Tuesday, 16 September 2008

Monsanto's role in "Fat Boy" A-Bomb

It is nice to see that Mr. Monsanto still follows North Coast Voices and clicks on to read what we may have to say on biotechnology.

So as not to disappoint this reader, here is the following from Wikileaks which suggest that Monsanto apparently had a contract with the US Government team when the atomic bomb Fat Boy (which eventually devastated Nagasaki) was being created at Los Alamos:
Scale of American effort where known Appreciable;
Monsanto contract on Po. Chem. 1-2 Physicists 3-5 chemists at Los Alamos

From MetroActive:
1939-1945--Monsanto conducts research on uranium for the Manhattan Project in Dayton, Ohio. Dr. Charles Thomas, who later served as the company's chairman of the board, was present at the first test explosion of the atomic bomb.

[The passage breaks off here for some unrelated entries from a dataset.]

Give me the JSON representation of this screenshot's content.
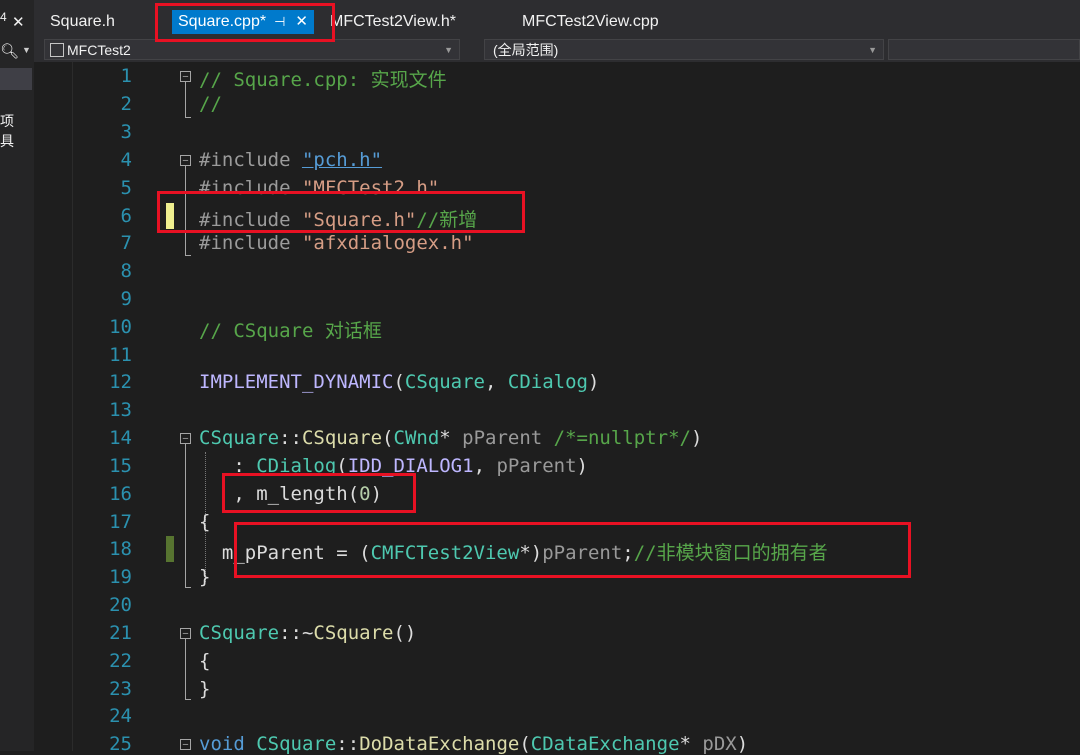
{
  "left_panel": {
    "glyph_top": "4",
    "glyph_close": "✕",
    "text1": "项",
    "text2": "具"
  },
  "tabs": [
    {
      "label": "Square.h"
    },
    {
      "label": "Square.cpp*",
      "active": true
    },
    {
      "label": "MFCTest2View.h*"
    },
    {
      "label": "MFCTest2View.cpp"
    }
  ],
  "nav": {
    "project": "MFCTest2",
    "scope": "(全局范围)"
  },
  "code": {
    "l1_comment": "// Square.cpp: 实现文件",
    "l2_comment": "//",
    "l4_dir": "#include ",
    "l4_file": "\"pch.h\"",
    "l5_dir": "#include ",
    "l5_file": "\"MFCTest2.h\"",
    "l6_dir": "#include ",
    "l6_file": "\"Square.h\"",
    "l6_comment": "//新增",
    "l7_dir": "#include ",
    "l7_file": "\"afxdialogex.h\"",
    "l10_comment": "// CSquare 对话框",
    "l12_macro": "IMPLEMENT_DYNAMIC",
    "l12_open": "(",
    "l12_a": "CSquare",
    "l12_sep": ", ",
    "l12_b": "CDialog",
    "l12_close": ")",
    "l14_cls": "CSquare",
    "l14_scope": "::",
    "l14_fn": "CSquare",
    "l14_open": "(",
    "l14_type": "CWnd",
    "l14_star": "* ",
    "l14_param": "pParent",
    "l14_comment": " /*=nullptr*/",
    "l14_close": ")",
    "l15_colon": "   : ",
    "l15_type": "CDialog",
    "l15_open": "(",
    "l15_macro": "IDD_DIALOG1",
    "l15_sep": ", ",
    "l15_param": "pParent",
    "l15_close": ")",
    "l16_pre": "   , m_length(",
    "l16_num": "0",
    "l16_post": ")",
    "l17": "{",
    "l18_pre": "  m_pParent = (",
    "l18_type": "CMFCTest2View",
    "l18_mid": "*)",
    "l18_param": "pParent",
    "l18_semi": ";",
    "l18_comment": "//非模块窗口的拥有者",
    "l19": "}",
    "l21_cls": "CSquare",
    "l21_scope": "::~",
    "l21_fn": "CSquare",
    "l21_paren": "()",
    "l22": "{",
    "l23": "}",
    "l25_kw": "void",
    "l25_sp": " ",
    "l25_cls": "CSquare",
    "l25_scope": "::",
    "l25_fn": "DoDataExchange",
    "l25_open": "(",
    "l25_type": "CDataExchange",
    "l25_star": "* ",
    "l25_param": "pDX",
    "l25_close": ")"
  },
  "line_numbers": [
    "1",
    "2",
    "3",
    "4",
    "5",
    "6",
    "7",
    "8",
    "9",
    "10",
    "11",
    "12",
    "13",
    "14",
    "15",
    "16",
    "17",
    "18",
    "19",
    "20",
    "21",
    "22",
    "23",
    "24",
    "25"
  ],
  "colors": {
    "accent": "#007acc",
    "annotation": "#e81123",
    "comment": "#57a64a",
    "string": "#d69d85",
    "type": "#4ec9b0"
  }
}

From Dayton Daily News in February 2007:
While they worked on the atomic bomb in the 1940s, employees of Monsanto Chemical Co.'s Dayton Project unknowingly were exposed to radiation that would be a carcinogenic time bomb for some of them.
Now, thanks to a federal decision this month, dozens of cancer- stricken Cold War workers and their widows may finally be compensated for on-the-job toxic exposures they sustained some 60 years ago.
U.S. Health and Human Services Secretary Michael O. Leavitt has approved special status for the Monsanto workers, meaning they don't have to prove an occupational link if they have suffered from any of 22 cancers known to be caused by radiation.


Yes, GM seed giant Monsanto really has a corporate track record to be admired.
It truly inspires confidence in their assurances that genetically modified crops are always benign and will be so in Australia.